Je m’assis dans mon lit, surpris de ne pas souffrir. Sauf une légère pression aux tempes, mon corps était plongé dans une bienfaisante torpeur. Avec difficulté je mobilisai mon esprit pour examiner la possibilité d’une nouvelle tentative de suicide ou une évasion. Je scrutai la pièce. Elle ne semblait pas gardée. Mais par l’entrebâillement de la porte, j’aperçus la silhouette omniprésente du gendarme slovaque en uniforme bleu toujours penché sur son journal. Épuisé et découragé, je laissai retomber ma tête sur l’oreiller.
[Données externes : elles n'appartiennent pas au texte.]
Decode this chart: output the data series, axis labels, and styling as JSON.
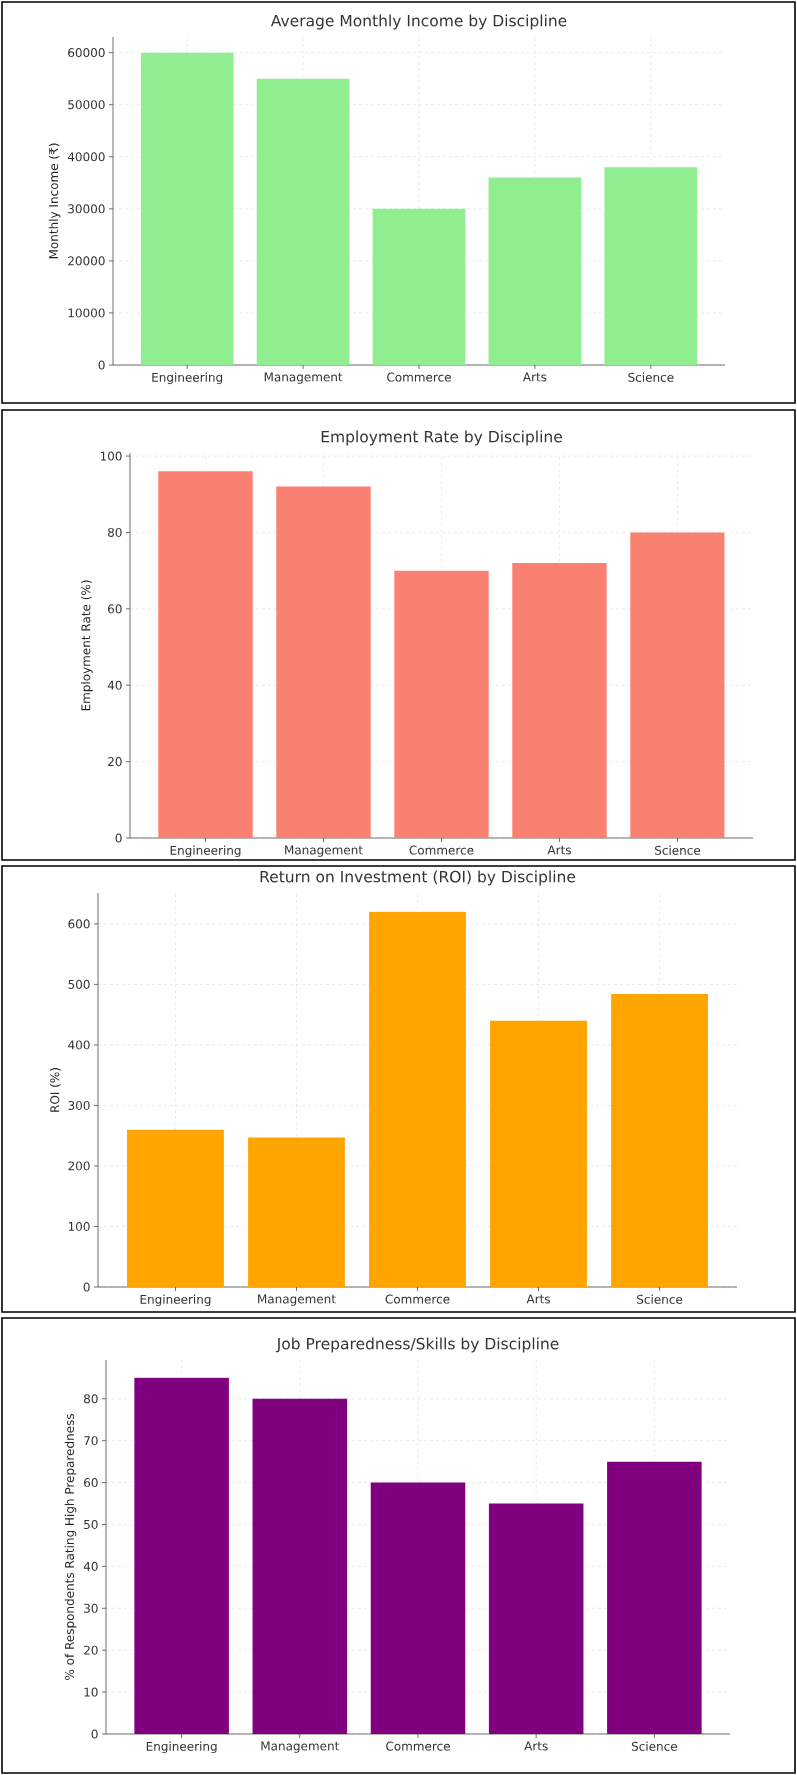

Il ne me restait pas grand espoir. Même s’il se présentait une chance d’évasion, je doutais de pouvoir rassembler assez de forces pour tirer parti de l’occasion. Je comprenais que j’aurais probablement à affronter bientôt les nouveaux assauts des inquisiteurs de la Gestapo et je décidai de tenter à nouveau de me suicider. Je m’endormis avec le mince réconfort que je pouvais tirer de cette décision.
Le lendemain, une joyeuse voix féminine me réveilla. Une religieuse se tenait debout à côté de mon lit, un thermomètre à la main. Elle le plaça dans ma bouche et murmura :
— Vous comprenez le slovaque ?
Le thermomètre entre les lèvres, je grognai affirmativement. Le slovaque ressemble beaucoup au polonais et j’en comprends presque chaque mot.
— Écoutez-moi attentivement, il vaut mieux être ici qu’en prison. Nous allons essayer de vous garder le plus longtemps possible, comprenez-vous ?
Je comprenais les mots, mais pas très bien ce qu’ils signifiaient. Le désir que j’avais de la questionner me fit retirer le thermomètre de la bouche. Elle l’y replaça avec autorité, posa un doigt sur ses lèvres, et secoua la tête en signe d’avertissement.